To go beyond these limits, we have proposed a new circuit design methodology inspired by nonlinear wave propagation. This method is closely related to intriguing phenomena in other disciplines of physics such as nonlinear wave propagation in optics, fluid mechanics, and plasma physics. Based on this, in the first part of this presentation, we will propose a passive 20-GHz frequency divider for the first time implemented in CMOS. This device has close to ideal noise performance with no DC power consumption, which can potentially reduce overall system power and phase noise in high-frequency synthesizers. Next, to achieve sensitivity toward the thermal noise limit, this presentation will describe a 10-GHz CMOS noise-squeezing amplifier. This amplifier enhances sensitivity of an input signal in one quadrature phase by 2.5 dB at the expense of degrading the other quadrature component. Lastly, this talk will introduce an LC lattice to generate 2.7 Vp-p, 6 ps pulses in CMOS using constructive nonlinear wave interaction. The proposed lattice exhibits the sharpest pulse width achieved for high-amplitude pulses (>1 V) in any CMOS processes.
Speaker Biography
Wooram Lee (Ph.D.) received his B.Sc. and M.S. degrees in electrical engineering from the Korea Advanced Institute of Science and Technology (KAIST), Daejeon, Korea, in 2001 and 2003, respectively, and is currently working towards his Ph.D degree at Cornell University, Ithaca, NY. He has held a summer internship at the IBM T.J. Watson Research Center in Yorktown Heights, NY, in 2011, where he worked on a millimeter-wave frequency multiplier in a 90-nm SiGe process.
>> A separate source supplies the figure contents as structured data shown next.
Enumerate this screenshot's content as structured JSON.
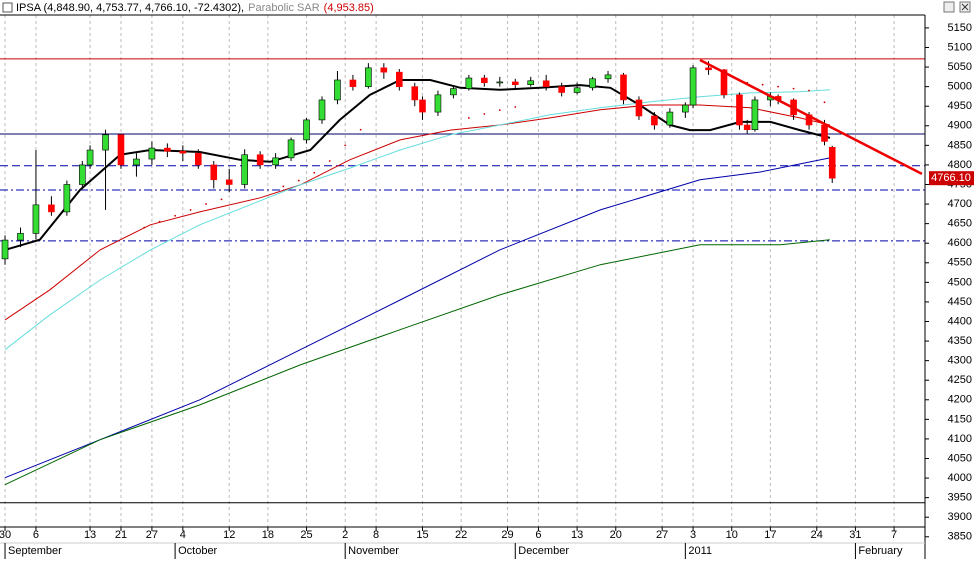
{
  "chart_data": {
    "type": "candlestick",
    "title": "IPSA (4,848.90, 4,753.77, 4,766.10, -72.4302),",
    "indicator_label": "Parabolic SAR",
    "indicator_value": "(4,953.85)",
    "x": [
      0,
      2,
      4,
      6,
      8,
      10,
      11,
      13,
      15,
      17,
      19,
      21,
      23,
      25,
      27,
      29,
      31,
      33,
      35,
      37,
      39,
      41,
      43,
      45,
      47,
      49,
      51,
      53,
      54,
      56,
      58,
      60,
      62,
      64,
      66,
      68,
      70,
      72,
      74,
      76,
      78,
      80,
      82,
      84,
      86,
      88,
      89,
      91,
      93,
      95,
      96,
      97,
      99,
      100,
      102,
      104,
      106,
      107
    ],
    "open": [
      4560,
      4608,
      4625,
      4698,
      4680,
      4750,
      4800,
      4838,
      4877,
      4800,
      4815,
      4843,
      4835,
      4830,
      4800,
      4762,
      4750,
      4826,
      4800,
      4818,
      4864,
      4915,
      4966,
      5017,
      5000,
      5048,
      5037,
      5000,
      4966,
      4935,
      4979,
      4995,
      5022,
      5010,
      5012,
      5005,
      5015,
      5000,
      4985,
      4997,
      5020,
      5030,
      4966,
      4925,
      4902,
      4935,
      4953,
      5048,
      5043,
      4979,
      4902,
      4890,
      4966,
      4975,
      4966,
      4928,
      4902,
      4845
    ],
    "high": [
      4620,
      4640,
      4838,
      4720,
      4760,
      4810,
      4850,
      4890,
      4880,
      4830,
      4860,
      4855,
      4850,
      4840,
      4810,
      4790,
      4840,
      4835,
      4830,
      4870,
      4920,
      4975,
      5040,
      5030,
      5060,
      5060,
      5045,
      5010,
      4975,
      4990,
      5000,
      5030,
      5030,
      5025,
      5020,
      5025,
      5030,
      5010,
      5010,
      5025,
      5040,
      5035,
      4975,
      4935,
      4945,
      4960,
      5055,
      5065,
      5045,
      4985,
      4915,
      4975,
      4985,
      4980,
      4970,
      4935,
      4915,
      4848.9
    ],
    "low": [
      4545,
      4590,
      4610,
      4670,
      4670,
      4740,
      4790,
      4685,
      4790,
      4770,
      4800,
      4820,
      4810,
      4790,
      4740,
      4730,
      4740,
      4790,
      4790,
      4810,
      4855,
      4905,
      4955,
      4990,
      4995,
      5020,
      4990,
      4950,
      4915,
      4925,
      4970,
      4990,
      5000,
      5000,
      4995,
      5000,
      4990,
      4975,
      4980,
      4990,
      5010,
      4955,
      4915,
      4890,
      4895,
      4920,
      4945,
      5030,
      4970,
      4890,
      4880,
      4885,
      4950,
      4955,
      4915,
      4890,
      4850,
      4753.77
    ],
    "close": [
      4608,
      4625,
      4698,
      4680,
      4750,
      4800,
      4838,
      4877,
      4800,
      4815,
      4843,
      4835,
      4830,
      4800,
      4762,
      4750,
      4826,
      4800,
      4818,
      4864,
      4915,
      4966,
      5017,
      5000,
      5048,
      5037,
      5000,
      4966,
      4935,
      4979,
      4995,
      5022,
      5010,
      5012,
      5005,
      5015,
      5000,
      4985,
      4997,
      5020,
      5030,
      4966,
      4925,
      4902,
      4935,
      4953,
      5048,
      5043,
      4979,
      4902,
      4890,
      4966,
      4975,
      4966,
      4928,
      4902,
      4860,
      4766.1
    ],
    "up_color": "#33dd33",
    "down_color": "#ff0000",
    "series": [
      {
        "color": "#000000",
        "width": 2,
        "x": [
          0,
          4.5,
          9.7,
          14.9,
          18.8,
          25.2,
          30.4,
          34.3,
          39.5,
          43.3,
          47.2,
          51.1,
          55,
          58.9,
          64,
          69.2,
          74.4,
          78.3,
          82.1,
          86,
          88.6,
          91.2,
          95.1,
          99,
          102.8,
          106.7
        ],
        "values": [
          4583,
          4609,
          4736,
          4826,
          4838,
          4833,
          4813,
          4808,
          4838,
          4915,
          4979,
          5017,
          5017,
          4997,
          4992,
          4997,
          5004,
          4997,
          4953,
          4902,
          4889,
          4889,
          4910,
          4910,
          4889,
          4869
        ]
      },
      {
        "color": "#cc0000",
        "width": 1,
        "x": [
          0,
          5.8,
          12.3,
          18.8,
          25.2,
          33,
          38.2,
          44.6,
          51.1,
          57.6,
          64,
          70.5,
          77,
          83.4,
          89.9,
          96.4,
          102.8,
          106.7
        ],
        "values": [
          4404,
          4481,
          4583,
          4647,
          4680,
          4716,
          4749,
          4813,
          4864,
          4889,
          4902,
          4920,
          4941,
          4953,
          4953,
          4946,
          4920,
          4902
        ]
      },
      {
        "color": "#66dddd",
        "width": 1,
        "x": [
          0,
          5.8,
          12.3,
          18.8,
          25.2,
          31.7,
          38.2,
          44.6,
          51.1,
          57.6,
          64,
          70.5,
          77,
          83.4,
          89.9,
          96.4,
          102.8,
          106.7
        ],
        "values": [
          4328,
          4417,
          4506,
          4583,
          4647,
          4698,
          4749,
          4792,
          4838,
          4877,
          4902,
          4928,
          4946,
          4961,
          4974,
          4984,
          4987,
          4992
        ]
      },
      {
        "color": "#0000aa",
        "width": 1,
        "x": [
          0,
          12.3,
          25.2,
          38.2,
          51.1,
          64,
          77,
          89.9,
          97.7,
          106.7
        ],
        "values": [
          4001,
          4098,
          4200,
          4328,
          4455,
          4583,
          4685,
          4762,
          4782,
          4818
        ]
      },
      {
        "color": "#006600",
        "width": 1,
        "x": [
          0,
          12.3,
          25.2,
          38.2,
          51.1,
          64,
          77,
          89.9,
          100.3,
          106.7
        ],
        "values": [
          3983,
          4098,
          4187,
          4289,
          4379,
          4468,
          4545,
          4596,
          4596,
          4609
        ]
      }
    ],
    "sar": {
      "color": "#cc0000",
      "x": [
        18,
        20,
        22,
        24,
        26,
        28,
        36,
        38,
        40,
        42,
        44,
        46,
        60,
        62,
        64,
        66,
        96,
        98,
        100,
        102,
        104,
        106
      ],
      "values": [
        4640,
        4655,
        4670,
        4685,
        4700,
        4712,
        4745,
        4760,
        4780,
        4810,
        4850,
        4890,
        4920,
        4930,
        4940,
        4948,
        5010,
        5005,
        5000,
        4995,
        4990,
        4960
      ]
    },
    "hlines": [
      {
        "value": 5071,
        "color": "#cc0000",
        "style": "solid"
      },
      {
        "value": 4879,
        "color": "#000066",
        "style": "solid"
      },
      {
        "value": 4798,
        "color": "#0000aa",
        "style": "dashed"
      },
      {
        "value": 4736,
        "color": "#0000aa",
        "style": "dashdot"
      },
      {
        "value": 4606,
        "color": "#0000aa",
        "style": "dashdot"
      },
      {
        "value": 3937,
        "color": "#000000",
        "style": "solid"
      }
    ],
    "trendline": {
      "color": "#ee0000",
      "x": [
        89.9,
        118.6
      ],
      "values": [
        5068,
        4777
      ]
    },
    "last_value": 4766.1,
    "last_value_label": "4766.10",
    "xlim": [
      -0.65,
      119
    ],
    "ylim": [
      3829,
      5183
    ],
    "yticks": [
      3850,
      3900,
      3950,
      4000,
      4050,
      4100,
      4150,
      4200,
      4250,
      4300,
      4350,
      4400,
      4450,
      4500,
      4550,
      4600,
      4650,
      4700,
      4750,
      4800,
      4850,
      4900,
      4950,
      5000,
      5050,
      5100,
      5150
    ],
    "xticks": [
      {
        "value": 0,
        "label": "30"
      },
      {
        "value": 4,
        "label": "6"
      },
      {
        "value": 11,
        "label": "13"
      },
      {
        "value": 15,
        "label": "21"
      },
      {
        "value": 19,
        "label": "27"
      },
      {
        "value": 23,
        "label": "4"
      },
      {
        "value": 29,
        "label": "12"
      },
      {
        "value": 34,
        "label": "18"
      },
      {
        "value": 39,
        "label": "25"
      },
      {
        "value": 44,
        "label": "2"
      },
      {
        "value": 48,
        "label": "8"
      },
      {
        "value": 54,
        "label": "15"
      },
      {
        "value": 59,
        "label": "22"
      },
      {
        "value": 65,
        "label": "29"
      },
      {
        "value": 69,
        "label": "6"
      },
      {
        "value": 74,
        "label": "13"
      },
      {
        "value": 79,
        "label": "20"
      },
      {
        "value": 85,
        "label": "27"
      },
      {
        "value": 89,
        "label": "3"
      },
      {
        "value": 94,
        "label": "10"
      },
      {
        "value": 99,
        "label": "17"
      },
      {
        "value": 105,
        "label": "24"
      },
      {
        "value": 110,
        "label": "31"
      },
      {
        "value": 115,
        "label": "7"
      }
    ],
    "month_ticks": [
      {
        "value": 0,
        "label": "September"
      },
      {
        "value": 22,
        "label": "October"
      },
      {
        "value": 44,
        "label": "November"
      },
      {
        "value": 66,
        "label": "December"
      },
      {
        "value": 88,
        "label": "2011"
      },
      {
        "value": 110,
        "label": "February"
      }
    ],
    "grid": true
  }
}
Before joining Cornell, he was a research engineer at the Electronics and Telecommunications Research Institute (ETRI), Daejeon, Korea, where he worked on optical transceivers and links from 2003 to 2007. His research interests include high performance RF IC design, exploiting nonlinear effects for signal generation and processing in very high frequency and low noise applications.
Mr. Lee received the IEEE Solid-State Circuits Predoctoral Fellowship for 2010-2011 and the Samsung Graduate Fellowship for 2007-2012. He was also a recipient of the Best Paper Award of the IEEE Radar Conference in 2009 and the IEEE workshop on Passive Microwave Circuits in 2010, and the Silver Medal at the National Physics Competition in 1996.